The next Lululemon, Shake Shack or SoulCycle may have just had its first taste of the spotlight at this year's ICR Conference. And this time, there may have been more sets of eyes watching the show.
The event, which was held this week in Florida, puts fast-growing companies in front of prospective investors and can signal an initial public offering is in the near future: Of last year’s private-company attendees, budget gym operator Planet Fitness, retailer Ollie’s Bargain Outlet and restaurant chain Wingstop are now public.
For those too small or not-yet-ready for an IPO, it’s a chance to raise their profile with dealmakers and drum up heightened interest from private-equity firms and other investors. This year's lineup included the likes of restaurant and entertainment operator Punch Bowl Social, boutique fitness group JoyRide Cycling Studio, nut-free snack maker Skeeter Snacks and specialty beverage Blossom Water.

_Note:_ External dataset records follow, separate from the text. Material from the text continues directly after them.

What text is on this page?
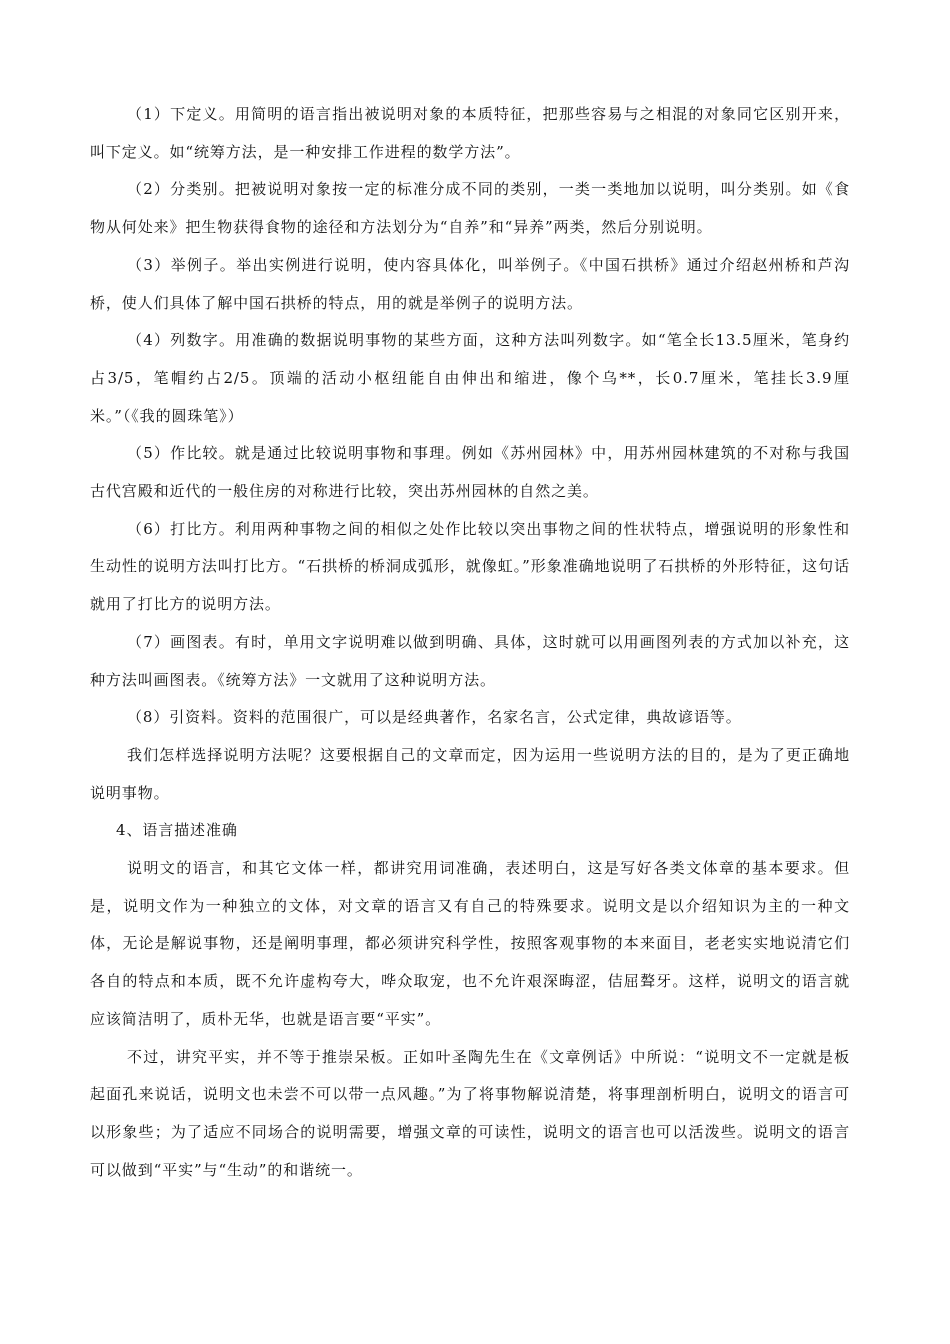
（1）下定义。用简明的语言指出被说明对象的本质特征，把那些容易与之相混的对象同它区别开来，叫下定义。如“统筹方法，是一种安排工作进程的数学方法”。

（2）分类别。把被说明对象按一定的标准分成不同的类别，一类一类地加以说明，叫分类别。如《食物从何处来》把生物获得食物的途径和方法划分为“自养”和“异养”两类，然后分别说明。

（3）举例子。举出实例进行说明，使内容具体化，叫举例子。《中国石拱桥》通过介绍赵州桥和芦沟桥，使人们具体了解中国石拱桥的特点，用的就是举例子的说明方法。

（4）列数字。用准确的数据说明事物的某些方面，这种方法叫列数字。如“笔全长13.5厘米，笔身约占3/5，笔帽约占2/5。顶端的活动小枢纽能自由伸出和缩进，像个乌**，长0.7厘米，笔挂长3.9厘米。”（《我的圆珠笔》）

（5）作比较。就是通过比较说明事物和事理。例如《苏州园林》中，用苏州园林建筑的不对称与我国古代宫殿和近代的一般住房的对称进行比较，突出苏州园林的自然之美。

（6）打比方。利用两种事物之间的相似之处作比较以突出事物之间的性状特点，增强说明的形象性和生动性的说明方法叫打比方。“石拱桥的桥洞成弧形，就像虹。”形象准确地说明了石拱桥的外形特征，这句话就用了打比方的说明方法。

（7）画图表。有时，单用文字说明难以做到明确、具体，这时就可以用画图列表的方式加以补充，这种方法叫画图表。《统筹方法》一文就用了这种说明方法。

（8）引资料。资料的范围很广，可以是经典著作，名家名言，公式定律，典故谚语等。

我们怎样选择说明方法呢？这要根据自己的文章而定，因为运用一些说明方法的目的，是为了更正确地说明事物。

4、语言描述准确

说明文的语言，和其它文体一样，都讲究用词准确，表述明白，这是写好各类文体章的基本要求。但是，说明文作为一种独立的文体，对文章的语言又有自己的特殊要求。说明文是以介绍知识为主的一种文体，无论是解说事物，还是阐明事理，都必须讲究科学性，按照客观事物的本来面目，老老实实地说清它们各自的特点和本质，既不允许虚构夸大，哗众取宠，也不允许艰深晦涩，佶屈聱牙。这样，说明文的语言就应该简洁明了，质朴无华，也就是语言要“平实”。

不过，讲究平实，并不等于推崇呆板。正如叶圣陶先生在《文章例话》中所说：“说明文不一定就是板起面孔来说话，说明文也未尝不可以带一点风趣。”为了将事物解说清楚，将事理剖析明白，说明文的语言可以形象些；为了适应不同场合的说明需要，增强文章的可读性，说明文的语言也可以活泼些。说明文的语言可以做到“平实”与“生动”的和谐统一。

Private-equity firms, which aim to drive growth through operational improvements such as expanding distribution channels, enhancing product lines or opening new locations, will no doubt be kicking the tires on these businesses. If an investment is successful, big profits beckon when the company goes public or is sold to a larger private-equity firm or corporate buyer.
But those corporate buyers are wising up. In recent months, some have stepped in earlier than usual by acquiring stakes in small private companies, making potential takeovers cheaper than they would otherwise be.
Though those deals stand to dent private-equity returns, they also give firms a clear path to sell within a predetermined time frame (usually around five years) which can be helpful if volatile or slumping equity markets make an IPO (and follow-on block trades) challenging.
In November, Hain Celestial Group took a stake in Chopt Creative Salad Company alongside private-equity firm Catterton and three other investors. A month earlier, Whole Foods Market invested in Mendocino Farms, an upscale sandwich chain (with only 11 stores) that already had private-equity backing. Also in October, Jollibee Foods of the Philippines spent $100 million on a 40 percent stake in fast-casual restaurant chain Smashburger, which also had private-equity roots.
If more so-called strategics like cash-rich Monster Beverage or the recently-acquisitive Post Holdings pounce on stakes in such companies earlier, private-equity firms -- while unlikely to be left out of deals completely -- could be left thirsting for more.
This column does not necessarily reflect the opinion of Bloomberg LP and its owners.